Um das Leergewicht eines Fahrzeugs bestimmen zu können, muss man Einblick in die Typzulassung (Typenschein) des erfassten Fahrzeugs nehmen – darin ist das „Eigengewicht“ vermerkt. Das mag die Behörde bei französischen Zulassungen noch irgendwie hinbekommen. Aber für ausländische Kfz, die in Paris zu Besuch sind – das wird wohl nicht nur datenrechtlich schwierig. Und denen gilt die Maßnahme ja primär, denn für Pariser Anwohner soll sie nicht gelten. Die Lösung soll ein eigenes Anmeldesystem sein, bei dem die betreffenden Details der Zulassung offenzulegen wären. Klingt nach einigem bürokratischen Aufwand – und dürfte bei vielen Touristen schon reichen, vom Paris-Besuch abzusehen. Jedenfalls mit dem Auto.

Was ist dran an den Argumenten der Pariser Bürgermeisterin?

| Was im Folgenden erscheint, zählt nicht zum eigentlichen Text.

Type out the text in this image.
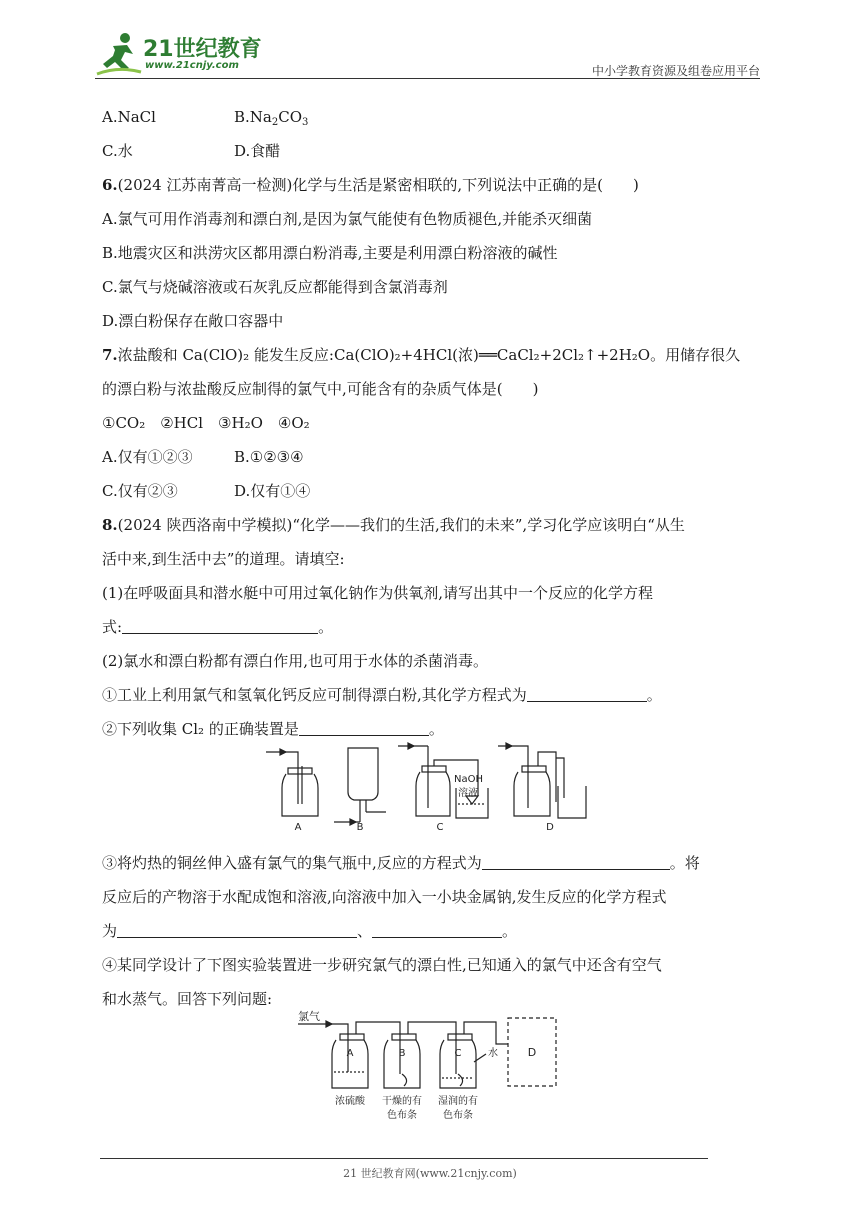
21世纪教育
www.21cnjy.com	中小学教育资源及组卷应用平台
A.NaCl	$B.Na_2CO_3$
C.水	D.食醋
6.(2024 江苏南菁高一检测)化学与生活是紧密相联的,下列说法中正确的是(　　)
A.氯气可用作消毒剂和漂白剂,是因为氯气能使有色物质褪色,并能杀灭细菌
B.地震灾区和洪涝灾区都用漂白粉消毒,主要是利用漂白粉溶液的碱性
C.氯气与烧碱溶液或石灰乳反应都能得到含氯消毒剂
D.漂白粉保存在敞口容器中
7.浓盐酸和 Ca(ClO)₂ 能发生反应:Ca(ClO)₂+4HCl(浓)══CaCl₂+2Cl₂↑+2H₂O。用储存很久
的漂白粉与浓盐酸反应制得的氯气中,可能含有的杂质气体是(　　)
①CO₂　②HCl　③H₂O　④O₂
A.仅有①②③	B.①②③④
C.仅有②③	D.仅有①④
8.(2024 陕西洛南中学模拟)“化学——我们的生活,我们的未来”,学习化学应该明白“从生
活中来,到生活中去”的道理。请填空:
(1)在呼吸面具和潜水艇中可用过氧化钠作为供氧剂,请写出其中一个反应的化学方程
式:	。
(2)氯水和漂白粉都有漂白作用,也可用于水体的杀菌消毒。
①工业上利用氯气和氢氧化钙反应可制得漂白粉,其化学方程式为	。
②下列收集 Cl₂ 的正确装置是	。
③将灼热的铜丝伸入盛有氯气的集气瓶中,反应的方程式为	。将
反应后的产物溶于水配成饱和溶液,向溶液中加入一小块金属钠,发生反应的化学方程式
为	、	。
④某同学设计了下图实验装置进一步研究氯气的漂白性,已知通入的氯气中还含有空气
和水蒸气。回答下列问题:
NaOH
溶液
A	B	C	D
氯气
A	B	C	D
水
浓硫酸 干燥的有
色布条
湿润的有
色布条
21 世纪教育网(www.21cnjy.com)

Würden wir wirklich nur von klassischen SUVs reden: Der höhere Karosserieaufbau, meist im Zusammenspiel mit größere Rädern in weiter ausgeschnittenen Radhäusern, hat unvermeidlich erhöhten Luftwiderstand zur Folge. Das ist Physik und ergibt in der Folge höheren Verbrauch im Vergleich zu einer konventionellen Karosserieform der gleichen Fahrzeugklasse. Alles andere, wie das oftmals erhöhte Gewicht durch Allradantrieb und eine kräftigere Motorisierung, erhöht den Verbrauch weiter – was allerdings auch für jede andere Fahrzeugart gilt.

Und Sicherheit?

Es gibt hinlänglich Studien, die ein erhöhtes Verletzungsrisiko (beziehungsweise einen höheren Verletzungsgrad) für Fußgänger und Radfahrer bei einem Zusammenstoß belegen. Die aktuellsten Studien stammen allerdings aus den USA, wo wir es mit „Full-Size-SUV“ zu tun haben, die bei uns wenig verbreitet sind. Als Ursache gilt der hohe Aufbau der Fahrzeugfront. Fakt jedoch: Die Fahrzeugform (üblicherweise: hohe Fensterlinie, massiver ausgeführte Karosseriesäulen) hat in SUV-Bauart eine schlechte Karosserieübersicht zur Folge, was das Unfallrisiko erhöht. Ohne Rundum-Kameras sind größere Exemplare beim Rangieren für den Menschen am Steuer praktisch gar nicht mehr zu erfassen.